Matthew wisely decided to publish the entire dictionary all in one go twelve years hence, and within that time-span to organize fixed-term mini-research projects by period or by subject-matter: art, business, science, medicine. Small research teams could thus be set up within the project, which could interact more closely than would otherwise have been possible with members of Oxford’s and other history faculties. Yet although Faculty and Dictionary were in this respect coming together, in another respect they were drifting apart, for British history – central to both from the 1880s to the 1980s – was ceasing to dominate Oxford’s Modern History Faculty, whereas ‘European’, American and ‘world’ history were gaining ground. Perhaps Faculty and Dictionary are perennially doomed to tiptoe round one another and never to effect a secure union. On the other hand, national dictionaries of biography are growing together, and on-line linkages may bring about, by an unexpected route, the world biographical dictionary of which George Smith dreamed. If that were to occur, this new source of divergence between Faculty and Dictionary would disappear.

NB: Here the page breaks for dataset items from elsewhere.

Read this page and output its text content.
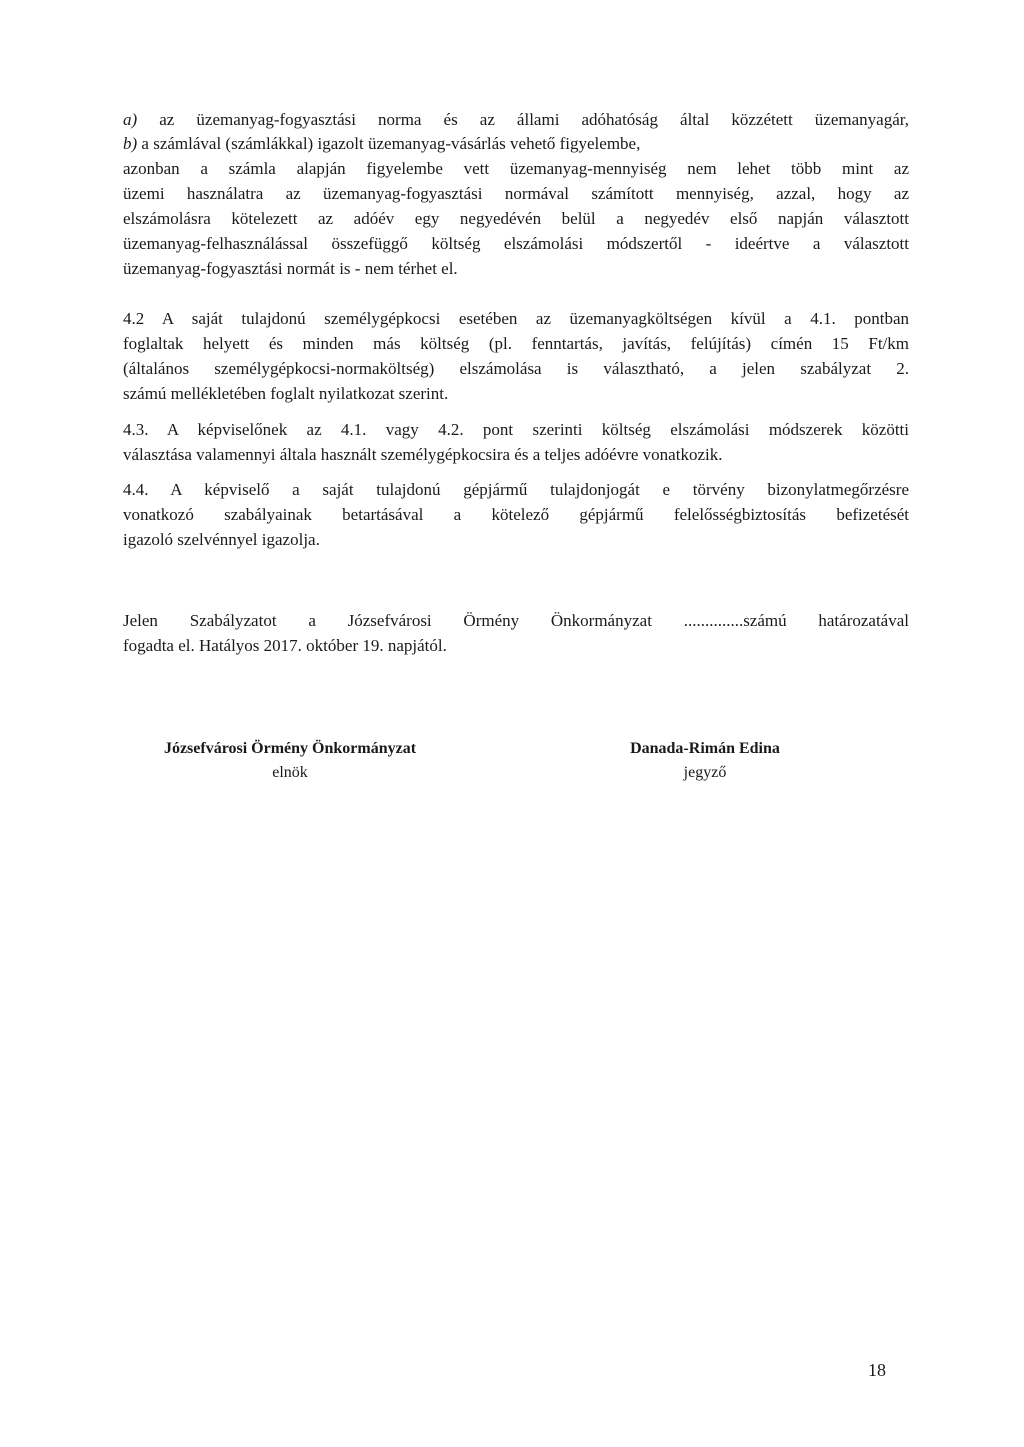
a) az üzemanyag-fogyasztási norma és az állami adóhatóság által közzétett üzemanyagár,
b) a számlával (számlákkal) igazolt üzemanyag-vásárlás vehető figyelembe,
azonban a számla alapján figyelembe vett üzemanyag-mennyiség nem lehet több mint az
üzemi használatra az üzemanyag-fogyasztási normával számított mennyiség, azzal, hogy az
elszámolásra kötelezett az adóév egy negyedévén belül a negyedév első napján választott
üzemanyag-felhasználással összefüggő költség elszámolási módszertől - ideértve a választott
üzemanyag-fogyasztási normát is - nem térhet el.
4.2 A saját tulajdonú személygépkocsi esetében az üzemanyagköltségen kívül a 4.1. pontban
foglaltak helyett és minden más költség (pl. fenntartás, javítás, felújítás) címén 15 Ft/km
(általános személygépkocsi-normaköltség) elszámolása is választható, a jelen szabályzat 2.
számú mellékletében foglalt nyilatkozat szerint.
4.3. A képviselőnek az 4.1. vagy 4.2. pont szerinti költség elszámolási módszerek közötti
választása valamennyi általa használt személygépkocsira és a teljes adóévre vonatkozik.
4.4. A képviselő a saját tulajdonú gépjármű tulajdonjogát e törvény bizonylatmegőrzésre
vonatkozó szabályainak betartásával a kötelező gépjármű felelősségbiztosítás befizetését
igazoló szelvénnyel igazolja.
Jelen Szabályzatot a Józsefvárosi Örmény Önkormányzat ..............számú határozatával
fogadta el. Hatályos 2017. október 19. napjától.
Józsefvárosi Örmény Önkormányzat
elnök
Danada-Rimán Edina
jegyző
18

But perhaps I have been moving at too elevated a level. Let me conclude by citing some of the rich and random detail that our search engines can now uncover. More than 2,700 of the 55,000 people in the Dictionary lived in Oxford, sixty of them in the Banbury Road – including the physician Sir Farquhar Buzzard, the jurist A.V. Dicey, the animal ecologist C.S. Elton, the chemist Sir Robert Robinson, and the novelist Mrs Humphry Ward. And if you are worried about your class of degree we can offer comfort. Our list of 55 people with Oxford pass degrees is distinguished, for it includes William Morris (the socialist visionary), Earl Haig, Harold Nicolson, Cecil Rhodes, John Ruskin, and Tyrone Guthrie. Not that the pass degree in the nineteenth century was as intellectually unrespectable as it became during the twentieth, as witness its distinguished intellectuals, who include Arnold Toynbee (of The Industrial Revolution), J.R. Green, John Morley, A.E. Housman, and the Egyptologist F.Ll. Griffith. Our 61 fourths include bishops of Winchester and Coventry and a dean of Chichester, and our 194 thirds can boast Sir Edward Boyle, Sir Edward Grey, Nevil Shute, Evelyn Waugh and his father, together with two notable scholars: Vivian Galbraith and Dame Kathleen Kenyon. And though Christ Church, with 1,200 of our 7,000 Oxford University subjects, romps home in the collegiate stakes, little Corpus at its back entrance manages 280.